2. Start your day with Meditation. 

One of the great benefits of meditation is the clarity it provides. The things, activities, and people in your life that matter will become more apparent. Everything else is just habit and noise.

3. Declutter your home. 

Go from room to room and consider everything. What do you not use? What do you not need? What do you not love? If you don’t use, need, or love it, strongly think about getting rid of it.

If you’re resistant to removing something from your life, ask yourself why.

4. Track your activity for one weekday and one weekend day. 

Record how you spend your time each hour.

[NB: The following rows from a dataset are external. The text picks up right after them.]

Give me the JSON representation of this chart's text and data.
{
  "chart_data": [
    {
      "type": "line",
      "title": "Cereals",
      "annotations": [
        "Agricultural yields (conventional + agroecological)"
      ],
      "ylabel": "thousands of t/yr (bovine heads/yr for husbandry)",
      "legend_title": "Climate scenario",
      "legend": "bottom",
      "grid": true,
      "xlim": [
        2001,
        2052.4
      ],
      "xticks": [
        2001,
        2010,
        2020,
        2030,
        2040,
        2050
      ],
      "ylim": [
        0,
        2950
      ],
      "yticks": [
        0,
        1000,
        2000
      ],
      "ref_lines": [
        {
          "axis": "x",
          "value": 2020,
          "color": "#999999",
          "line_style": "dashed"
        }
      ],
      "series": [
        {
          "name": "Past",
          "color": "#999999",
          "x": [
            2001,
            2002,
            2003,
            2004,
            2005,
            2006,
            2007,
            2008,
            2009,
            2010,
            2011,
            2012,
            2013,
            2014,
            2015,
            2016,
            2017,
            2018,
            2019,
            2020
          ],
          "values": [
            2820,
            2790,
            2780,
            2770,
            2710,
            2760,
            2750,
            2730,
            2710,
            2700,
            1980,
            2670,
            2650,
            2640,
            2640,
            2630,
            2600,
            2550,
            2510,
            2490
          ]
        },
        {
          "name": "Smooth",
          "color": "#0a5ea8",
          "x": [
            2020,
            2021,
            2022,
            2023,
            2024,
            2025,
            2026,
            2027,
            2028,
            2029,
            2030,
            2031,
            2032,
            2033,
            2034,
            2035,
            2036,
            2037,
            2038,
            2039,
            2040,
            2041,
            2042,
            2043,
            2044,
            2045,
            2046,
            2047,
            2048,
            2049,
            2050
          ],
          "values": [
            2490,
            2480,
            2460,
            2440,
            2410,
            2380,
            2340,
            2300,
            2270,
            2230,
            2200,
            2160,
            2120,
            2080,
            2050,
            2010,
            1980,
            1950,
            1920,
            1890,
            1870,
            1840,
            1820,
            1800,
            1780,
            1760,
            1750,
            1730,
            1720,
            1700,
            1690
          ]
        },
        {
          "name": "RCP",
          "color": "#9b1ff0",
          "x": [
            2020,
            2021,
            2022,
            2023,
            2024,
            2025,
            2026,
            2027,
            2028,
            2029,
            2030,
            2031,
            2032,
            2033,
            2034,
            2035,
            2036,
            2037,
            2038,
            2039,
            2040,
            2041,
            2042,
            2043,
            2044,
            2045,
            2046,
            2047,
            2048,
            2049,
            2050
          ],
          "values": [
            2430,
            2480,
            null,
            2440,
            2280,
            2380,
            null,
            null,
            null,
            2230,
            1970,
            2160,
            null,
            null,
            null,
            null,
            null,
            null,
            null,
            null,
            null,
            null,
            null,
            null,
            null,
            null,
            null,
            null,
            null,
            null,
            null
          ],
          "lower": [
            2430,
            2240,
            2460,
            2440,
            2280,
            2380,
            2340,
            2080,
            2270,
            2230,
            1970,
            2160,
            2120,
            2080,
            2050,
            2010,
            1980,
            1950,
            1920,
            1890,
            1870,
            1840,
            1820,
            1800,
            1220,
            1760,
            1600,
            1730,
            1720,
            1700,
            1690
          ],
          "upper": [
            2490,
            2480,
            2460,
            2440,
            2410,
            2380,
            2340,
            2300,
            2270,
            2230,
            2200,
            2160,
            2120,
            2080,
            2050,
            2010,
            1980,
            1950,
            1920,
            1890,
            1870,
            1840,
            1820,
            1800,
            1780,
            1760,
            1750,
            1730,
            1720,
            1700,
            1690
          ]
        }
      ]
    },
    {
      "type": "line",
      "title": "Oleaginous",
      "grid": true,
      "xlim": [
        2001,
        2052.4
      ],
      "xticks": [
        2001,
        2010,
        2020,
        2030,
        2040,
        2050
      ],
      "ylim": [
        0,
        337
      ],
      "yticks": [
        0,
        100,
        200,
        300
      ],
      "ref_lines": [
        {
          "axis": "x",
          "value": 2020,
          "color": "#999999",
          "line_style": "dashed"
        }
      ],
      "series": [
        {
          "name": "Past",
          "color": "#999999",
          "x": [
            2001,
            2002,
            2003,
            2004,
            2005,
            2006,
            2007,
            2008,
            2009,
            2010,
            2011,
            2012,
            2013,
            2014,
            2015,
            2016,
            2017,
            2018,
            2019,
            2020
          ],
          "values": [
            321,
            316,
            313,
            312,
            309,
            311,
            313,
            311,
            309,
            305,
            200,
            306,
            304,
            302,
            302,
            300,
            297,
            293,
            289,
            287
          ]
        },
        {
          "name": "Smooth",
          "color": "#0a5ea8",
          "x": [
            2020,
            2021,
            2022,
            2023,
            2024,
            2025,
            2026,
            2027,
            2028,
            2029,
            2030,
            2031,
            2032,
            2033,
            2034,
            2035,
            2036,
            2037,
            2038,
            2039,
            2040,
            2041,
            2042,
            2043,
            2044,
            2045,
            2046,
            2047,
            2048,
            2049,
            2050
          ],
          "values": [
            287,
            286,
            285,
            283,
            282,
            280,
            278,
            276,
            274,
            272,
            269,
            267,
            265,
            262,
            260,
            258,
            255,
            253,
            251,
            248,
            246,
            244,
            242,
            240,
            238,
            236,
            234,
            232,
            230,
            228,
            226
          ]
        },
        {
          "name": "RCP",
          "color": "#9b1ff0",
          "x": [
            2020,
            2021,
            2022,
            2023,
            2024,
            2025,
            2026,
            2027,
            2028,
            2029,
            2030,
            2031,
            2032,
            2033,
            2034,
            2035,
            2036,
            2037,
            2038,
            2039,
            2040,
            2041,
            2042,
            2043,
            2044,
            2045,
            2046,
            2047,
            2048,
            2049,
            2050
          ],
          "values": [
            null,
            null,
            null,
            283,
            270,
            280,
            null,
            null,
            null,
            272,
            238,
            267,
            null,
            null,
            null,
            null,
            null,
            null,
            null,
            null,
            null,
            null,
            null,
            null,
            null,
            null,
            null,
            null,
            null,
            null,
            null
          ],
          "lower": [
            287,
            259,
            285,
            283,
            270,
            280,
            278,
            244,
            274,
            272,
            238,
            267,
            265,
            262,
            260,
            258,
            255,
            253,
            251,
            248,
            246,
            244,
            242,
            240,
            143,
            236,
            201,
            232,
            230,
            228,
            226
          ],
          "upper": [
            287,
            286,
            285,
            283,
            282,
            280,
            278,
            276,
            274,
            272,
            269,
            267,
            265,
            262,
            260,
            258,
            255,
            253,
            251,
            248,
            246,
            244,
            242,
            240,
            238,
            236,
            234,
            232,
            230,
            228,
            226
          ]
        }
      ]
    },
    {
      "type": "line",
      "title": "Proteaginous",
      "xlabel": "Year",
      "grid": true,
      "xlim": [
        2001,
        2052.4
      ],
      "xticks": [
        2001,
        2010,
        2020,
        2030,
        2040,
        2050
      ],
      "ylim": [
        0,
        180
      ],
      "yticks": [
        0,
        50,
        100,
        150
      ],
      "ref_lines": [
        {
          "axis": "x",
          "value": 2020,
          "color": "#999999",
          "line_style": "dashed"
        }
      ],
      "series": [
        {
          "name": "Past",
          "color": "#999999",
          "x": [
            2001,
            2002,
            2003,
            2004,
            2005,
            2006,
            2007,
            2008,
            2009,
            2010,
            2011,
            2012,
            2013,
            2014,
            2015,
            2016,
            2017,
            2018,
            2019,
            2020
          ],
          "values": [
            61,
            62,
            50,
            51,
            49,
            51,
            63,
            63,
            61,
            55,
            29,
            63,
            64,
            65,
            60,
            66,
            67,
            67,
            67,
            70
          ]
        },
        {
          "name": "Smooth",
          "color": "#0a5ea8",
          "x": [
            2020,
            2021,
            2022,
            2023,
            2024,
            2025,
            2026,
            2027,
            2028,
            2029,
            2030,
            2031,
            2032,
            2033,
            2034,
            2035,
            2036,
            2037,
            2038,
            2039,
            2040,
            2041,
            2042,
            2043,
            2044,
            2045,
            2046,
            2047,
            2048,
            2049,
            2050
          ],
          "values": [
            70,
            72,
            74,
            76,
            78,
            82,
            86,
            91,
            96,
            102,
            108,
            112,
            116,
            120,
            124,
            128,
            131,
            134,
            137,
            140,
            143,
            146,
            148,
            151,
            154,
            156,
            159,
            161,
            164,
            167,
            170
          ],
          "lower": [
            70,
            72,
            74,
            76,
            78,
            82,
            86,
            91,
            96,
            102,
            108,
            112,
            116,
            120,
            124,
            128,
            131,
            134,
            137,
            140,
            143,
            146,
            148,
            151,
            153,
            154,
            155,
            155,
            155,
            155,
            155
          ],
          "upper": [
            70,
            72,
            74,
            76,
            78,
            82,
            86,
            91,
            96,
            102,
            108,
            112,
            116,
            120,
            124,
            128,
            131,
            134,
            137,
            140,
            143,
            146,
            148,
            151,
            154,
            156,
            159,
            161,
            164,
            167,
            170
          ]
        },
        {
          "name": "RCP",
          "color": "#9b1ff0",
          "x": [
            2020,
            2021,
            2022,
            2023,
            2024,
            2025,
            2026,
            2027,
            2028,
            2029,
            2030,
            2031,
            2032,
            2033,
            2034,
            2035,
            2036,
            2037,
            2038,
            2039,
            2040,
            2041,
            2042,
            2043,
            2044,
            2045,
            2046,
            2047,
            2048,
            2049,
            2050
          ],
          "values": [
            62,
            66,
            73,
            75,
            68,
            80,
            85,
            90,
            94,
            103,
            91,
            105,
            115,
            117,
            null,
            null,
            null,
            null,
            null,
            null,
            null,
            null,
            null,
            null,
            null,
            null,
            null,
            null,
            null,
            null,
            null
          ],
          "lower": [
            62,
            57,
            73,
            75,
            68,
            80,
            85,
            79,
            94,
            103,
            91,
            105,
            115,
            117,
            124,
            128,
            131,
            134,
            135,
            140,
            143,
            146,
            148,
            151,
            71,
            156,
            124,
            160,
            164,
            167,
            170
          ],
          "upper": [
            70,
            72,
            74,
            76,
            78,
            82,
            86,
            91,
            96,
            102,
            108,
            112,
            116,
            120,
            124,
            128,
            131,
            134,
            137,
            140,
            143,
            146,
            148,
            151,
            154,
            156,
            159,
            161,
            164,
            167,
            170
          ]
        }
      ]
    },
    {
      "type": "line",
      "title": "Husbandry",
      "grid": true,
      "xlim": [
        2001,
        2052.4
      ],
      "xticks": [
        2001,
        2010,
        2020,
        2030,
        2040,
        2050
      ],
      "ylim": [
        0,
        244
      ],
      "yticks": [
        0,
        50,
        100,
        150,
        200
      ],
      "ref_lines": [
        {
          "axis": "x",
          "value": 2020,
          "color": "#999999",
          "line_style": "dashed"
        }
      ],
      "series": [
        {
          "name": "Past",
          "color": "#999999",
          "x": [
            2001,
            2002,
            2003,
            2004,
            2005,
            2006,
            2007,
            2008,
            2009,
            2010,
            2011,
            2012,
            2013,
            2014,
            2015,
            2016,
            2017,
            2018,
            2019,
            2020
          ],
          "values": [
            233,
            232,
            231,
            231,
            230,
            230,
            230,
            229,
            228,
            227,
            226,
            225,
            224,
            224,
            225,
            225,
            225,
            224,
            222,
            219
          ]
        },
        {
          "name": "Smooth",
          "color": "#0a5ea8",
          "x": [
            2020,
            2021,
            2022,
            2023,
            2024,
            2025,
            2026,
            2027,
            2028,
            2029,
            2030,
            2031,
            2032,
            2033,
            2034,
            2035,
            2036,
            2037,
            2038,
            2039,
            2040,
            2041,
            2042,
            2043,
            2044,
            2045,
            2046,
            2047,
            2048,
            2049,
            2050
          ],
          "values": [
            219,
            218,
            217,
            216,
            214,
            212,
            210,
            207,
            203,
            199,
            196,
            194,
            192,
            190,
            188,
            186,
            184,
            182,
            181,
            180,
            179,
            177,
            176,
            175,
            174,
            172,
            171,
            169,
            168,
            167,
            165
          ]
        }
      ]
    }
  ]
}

For example, at 9:00 am you might write: 8:00-9:00: 15 minutes answering email. 15 minutes surfing the internet. 30 minutes driving to work.

Do that for the whole day and tabulate how you spent your time. You’ll likely see a few activities that are taking up your time without providing much value to your life. Be ruthless in controlling these time-wasters.

5. Assess your commitments. 

This includes regular social activities, committees, clubs, and other commitments. Compare these to your list of priorities and goals. If a commitment doesn’t help you accomplish what’s most important to you, consider quitting.

6. Create routines. 

Routines are just a series of habits. You can have a routine for cleaning the kitchen or completing a report at work. 

Routines simplify the amount of thinking you have to do. You can use your intellectual resources for other things.
A few other examples include a morning and evening routine for yourself, a yard work routine, an after-school routine for children, or an exercise routine.

7. Assess the people in your life. 

Are all the optional people in your life adding something worthwhile to your life? Are you still dragging around an old high school friend or two that you don’t enjoy spending time with anymore? It’s not always easy to eliminate people from your life, but it may help you.

8. Don’t be afraid to say “no.” 

Before adding new commitments to your life, remember to review your priorities and goals. Be willing to decline any offers that complicate your life unnecessarily. Be brave and tell a few people “no.” It will do wonders for your self-esteem and support simplifying your life.

Give yourself the gift of freedom and simplify your life. Once you’ve completed the process, repeat it again every few months. The first round will produce a lot of benefits, but you can simplify your life even further.

Buddhist monks are allowed little more than two robes, a spoon, a bowl, and a pair of sandals. How simple can you make your life?